Layering Heat Transfer Film

Layering HTV on a t-shirt

Smooth matt flex film such as Poli-Flex Turbo can be layered as required, simply design your cut file so that you can press the films one by one on top of each other then follow the advice below, remember you are designing in reverse!

Thick or textured film such as flock or glitter flex and specialty media such as holographic or mirror film can only be used as a top layer. If your design doesn't allow for this you can use your design software to cut away the shapes underneath so that the products line up next to each other like a jigsaw rather than sitting on top of each other.

As it is the liner rather than the film that is sticky you cannot layer the products on the liner before application as you can with self-adhesive film so you have to heat press them layer by layer. Do not let your press come into contact with the films once the liners have been removed or your will end up with a gooey mess!

To avoid overheating and damaging your garment, only heat each layer briefly but with enough pressure that you can remove the liner and place the next colour on top.

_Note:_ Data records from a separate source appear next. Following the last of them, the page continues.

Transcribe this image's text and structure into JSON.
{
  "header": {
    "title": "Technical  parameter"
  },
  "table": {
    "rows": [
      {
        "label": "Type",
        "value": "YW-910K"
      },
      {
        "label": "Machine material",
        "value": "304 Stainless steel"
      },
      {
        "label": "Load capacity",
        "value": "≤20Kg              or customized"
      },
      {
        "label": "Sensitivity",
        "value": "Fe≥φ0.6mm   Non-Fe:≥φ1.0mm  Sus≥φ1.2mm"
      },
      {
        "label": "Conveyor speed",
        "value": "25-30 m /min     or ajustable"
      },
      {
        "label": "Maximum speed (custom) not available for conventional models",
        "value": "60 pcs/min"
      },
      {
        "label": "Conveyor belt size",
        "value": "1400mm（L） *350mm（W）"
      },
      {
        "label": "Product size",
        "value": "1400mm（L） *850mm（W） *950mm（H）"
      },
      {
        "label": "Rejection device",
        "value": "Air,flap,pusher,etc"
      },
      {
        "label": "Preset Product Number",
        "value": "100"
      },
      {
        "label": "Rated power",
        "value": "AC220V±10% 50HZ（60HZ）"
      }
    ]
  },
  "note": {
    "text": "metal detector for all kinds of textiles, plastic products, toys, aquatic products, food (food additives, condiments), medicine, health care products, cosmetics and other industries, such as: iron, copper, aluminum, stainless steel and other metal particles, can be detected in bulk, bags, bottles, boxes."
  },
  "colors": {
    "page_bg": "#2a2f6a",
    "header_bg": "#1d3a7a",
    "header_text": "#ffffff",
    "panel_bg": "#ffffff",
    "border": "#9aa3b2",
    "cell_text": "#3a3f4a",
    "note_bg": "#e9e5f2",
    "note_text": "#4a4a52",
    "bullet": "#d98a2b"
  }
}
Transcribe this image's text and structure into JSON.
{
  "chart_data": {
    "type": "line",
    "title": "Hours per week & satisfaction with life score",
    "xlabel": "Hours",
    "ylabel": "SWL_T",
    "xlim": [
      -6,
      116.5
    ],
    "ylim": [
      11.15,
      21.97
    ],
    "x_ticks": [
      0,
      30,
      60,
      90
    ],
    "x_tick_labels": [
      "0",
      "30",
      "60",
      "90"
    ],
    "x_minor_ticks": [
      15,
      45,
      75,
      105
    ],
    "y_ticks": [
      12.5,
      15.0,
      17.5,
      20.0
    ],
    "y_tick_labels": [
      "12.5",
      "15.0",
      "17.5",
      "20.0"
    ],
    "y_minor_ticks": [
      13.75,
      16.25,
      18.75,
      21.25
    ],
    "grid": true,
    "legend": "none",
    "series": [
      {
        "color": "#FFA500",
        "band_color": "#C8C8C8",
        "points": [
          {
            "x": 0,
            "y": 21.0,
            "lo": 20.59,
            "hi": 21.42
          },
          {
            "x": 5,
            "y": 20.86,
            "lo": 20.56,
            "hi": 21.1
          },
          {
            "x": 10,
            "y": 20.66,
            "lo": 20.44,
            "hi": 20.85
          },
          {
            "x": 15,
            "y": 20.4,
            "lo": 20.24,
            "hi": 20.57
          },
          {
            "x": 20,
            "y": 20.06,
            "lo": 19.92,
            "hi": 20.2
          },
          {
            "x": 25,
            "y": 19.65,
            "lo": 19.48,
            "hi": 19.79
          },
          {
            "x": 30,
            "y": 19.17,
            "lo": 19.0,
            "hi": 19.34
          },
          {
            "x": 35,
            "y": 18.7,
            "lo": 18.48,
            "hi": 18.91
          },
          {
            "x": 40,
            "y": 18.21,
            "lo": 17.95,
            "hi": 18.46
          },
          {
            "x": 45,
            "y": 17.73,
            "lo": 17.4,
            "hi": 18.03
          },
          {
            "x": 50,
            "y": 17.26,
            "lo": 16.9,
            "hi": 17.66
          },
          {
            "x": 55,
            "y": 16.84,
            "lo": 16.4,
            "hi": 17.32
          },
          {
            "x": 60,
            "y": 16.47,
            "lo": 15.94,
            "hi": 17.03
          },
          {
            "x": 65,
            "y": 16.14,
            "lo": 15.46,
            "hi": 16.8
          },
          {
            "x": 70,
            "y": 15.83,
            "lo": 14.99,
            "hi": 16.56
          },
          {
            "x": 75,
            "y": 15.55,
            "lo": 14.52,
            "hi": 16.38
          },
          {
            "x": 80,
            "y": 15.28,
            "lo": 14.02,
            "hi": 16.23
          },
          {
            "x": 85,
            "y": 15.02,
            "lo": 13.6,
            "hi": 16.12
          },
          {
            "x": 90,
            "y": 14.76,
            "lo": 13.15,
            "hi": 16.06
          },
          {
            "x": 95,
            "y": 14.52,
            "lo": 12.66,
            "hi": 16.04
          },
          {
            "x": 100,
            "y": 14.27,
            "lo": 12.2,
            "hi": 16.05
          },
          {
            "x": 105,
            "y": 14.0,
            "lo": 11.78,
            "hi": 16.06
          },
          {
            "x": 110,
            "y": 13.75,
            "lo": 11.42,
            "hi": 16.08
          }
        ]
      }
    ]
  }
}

Remember to check the application settings for your film as you may need to allow it to cool before removing the liner. Then press the complete design fully, protecting with a cloth or Teflon sheet at the end.
Positioning the individual layers is easy as the sticky liner holds your shapes in place without your graphics sticking together, allowing you to reposition as desired.

After Application - Looking After Your Decals

Once you have applied your design you’ll want to keep your creations looking good for as long as possible.
Check the care instructions for your particular media. Usual recommendations are to wash and iron inside out, however the temperature will vary as does the durability expectation, washing detergent designed for colours will help your designs look good for longer.
Polyester based heat transfer films such as some mirror and holographic films will have a limited wash durability of up to 10 cycles.